The appeal court stated the tribunal had placed too much weight on the employer’s failure to obtain further medical advice before dismissing the employee and sent the case back to the tribunal to be reconsidered. The court issued the following statement:

"First, in a case where an employee has been absent from work for some time owing to sickness, it is essential to consider the question of whether the employer can be expected to wait longer. Secondly, there is a need to consult the employee and take his views into account. We would emphasize, however, that this is a factor that can operate both for and against dismissal. If the employee states that he is anxious to return to work as soon as he can and hopes that he will be able to do so in the near future, that operates in his favour; if, on the other hand he states that he is no better and does not know when he can return to work, that is a significant factor operating against him. Thirdly, there is a need to take steps to discover the employee's medical condition and his likely prognosis, but this merely requires the obtaining of proper medical advice; it does not require the employer to pursue detailed medical examination; all that the employer requires to do is to ensure that the correct question is asked and answered"

Comment

The ruling stressed the importance of the “balancing exercise” employers have to address when deciding whether to dismiss on grounds of capability.

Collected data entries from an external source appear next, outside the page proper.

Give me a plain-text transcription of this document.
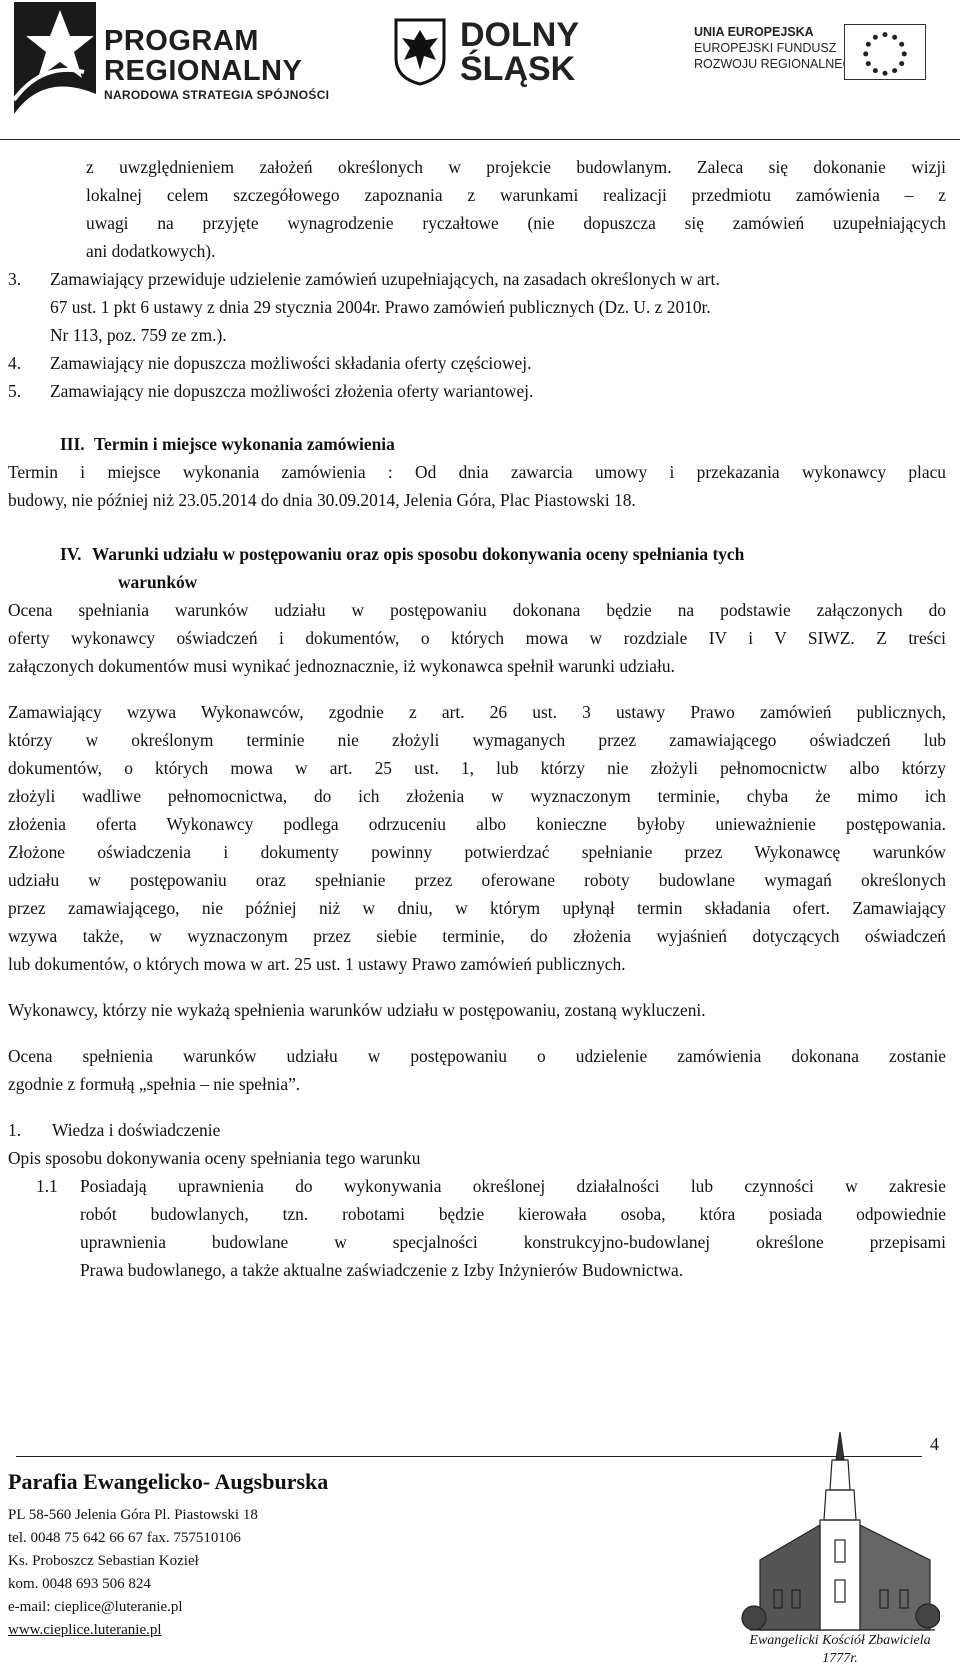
PROGRAM
REGIONALNY
NARODOWA STRATEGIA SPÓJNOŚCI
DOLNY
ŚLĄSK
UNIA EUROPEJSKA
EUROPEJSKI FUNDUSZ
ROZWOJU REGIONALNEGO
z uwzględnieniem założeń określonych w projekcie budowlanym. Zaleca się dokonanie wizji
lokalnej celem szczegółowego zapoznania z warunkami realizacji przedmiotu zamówienia – z
uwagi na przyjęte wynagrodzenie ryczałtowe (nie dopuszcza się zamówień uzupełniających
ani dodatkowych).
3. Zamawiający przewiduje udzielenie zamówień uzupełniających, na zasadach określonych w art.
67 ust. 1 pkt 6 ustawy z dnia 29 stycznia 2004r. Prawo zamówień publicznych (Dz. U. z 2010r.
Nr 113, poz. 759 ze zm.).
4. Zamawiający nie dopuszcza możliwości składania oferty częściowej.
5. Zamawiający nie dopuszcza możliwości złożenia oferty wariantowej.
III. Termin i miejsce wykonania zamówienia
Termin i miejsce wykonania zamówienia : Od dnia zawarcia umowy i przekazania wykonawcy placu
budowy, nie później niż 23.05.2014 do dnia 30.09.2014, Jelenia Góra, Plac Piastowski 18.
IV. Warunki udziału w postępowaniu oraz opis sposobu dokonywania oceny spełniania tych
warunków
Ocena spełniania warunków udziału w postępowaniu dokonana będzie na podstawie załączonych do
oferty wykonawcy oświadczeń i dokumentów, o których mowa w rozdziale IV i V SIWZ. Z treści
załączonych dokumentów musi wynikać jednoznacznie, iż wykonawca spełnił warunki udziału.
Zamawiający wzywa Wykonawców, zgodnie z art. 26 ust. 3 ustawy Prawo zamówień publicznych,
którzy w określonym terminie nie złożyli wymaganych przez zamawiającego oświadczeń lub
dokumentów, o których mowa w art. 25 ust. 1, lub którzy nie złożyli pełnomocnictw albo którzy
złożyli wadliwe pełnomocnictwa, do ich złożenia w wyznaczonym terminie, chyba że mimo ich
złożenia oferta Wykonawcy podlega odrzuceniu albo konieczne byłoby unieważnienie postępowania.
Złożone oświadczenia i dokumenty powinny potwierdzać spełnianie przez Wykonawcę warunków
udziału w postępowaniu oraz spełnianie przez oferowane roboty budowlane wymagań określonych
przez zamawiającego, nie później niż w dniu, w którym upłynął termin składania ofert. Zamawiający
wzywa także, w wyznaczonym przez siebie terminie, do złożenia wyjaśnień dotyczących oświadczeń
lub dokumentów, o których mowa w art. 25 ust. 1 ustawy Prawo zamówień publicznych.
Wykonawcy, którzy nie wykażą spełnienia warunków udziału w postępowaniu, zostaną wykluczeni.
Ocena spełnienia warunków udziału w postępowaniu o udzielenie zamówienia dokonana zostanie
zgodnie z formułą „spełnia – nie spełnia”.
1. Wiedza i doświadczenie
Opis sposobu dokonywania oceny spełniania tego warunku
1.1 Posiadają uprawnienia do wykonywania określonej działalności lub czynności w zakresie
robót budowlanych, tzn. robotami będzie kierowała osoba, która posiada odpowiednie
uprawnienia budowlane w specjalności konstrukcyjno-budowlanej określone przepisami
Prawa budowlanego, a także aktualne zaświadczenie z Izby Inżynierów Budownictwa.
4
Parafia Ewangelicko- Augsburska
PL 58-560 Jelenia Góra Pl. Piastowski 18
tel. 0048 75 642 66 67 fax. 757510106
Ks. Proboszcz Sebastian Kozieł
kom. 0048 693 506 824
e-mail: cieplice@luteranie.pl
www.cieplice.luteranie.pl
Ewangelicki Kościół Zbawiciela
1777r.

Relevant considerations are likely to include whether:

  • a reasonable employer would wait any longer to dismiss, taking into consideration any outstanding entitlement to sick pay, the availability of temporary staff and the size of the business;
  • sufficient and meaningful consultation with the employee has taken place, balanced against medical evidence;
  • reasonable steps have been taken to discover the prognosis for the employee’s illness. Employers are not required to obtain a detailed, specialist medical report, but they have to ensure the right questions are asked and answered;
  • Length of service, while relevant, is not conclusive. However, tribunals may think employees who have served the employer loyally and performed to a high standard are more likely to return to work as soon as they are able.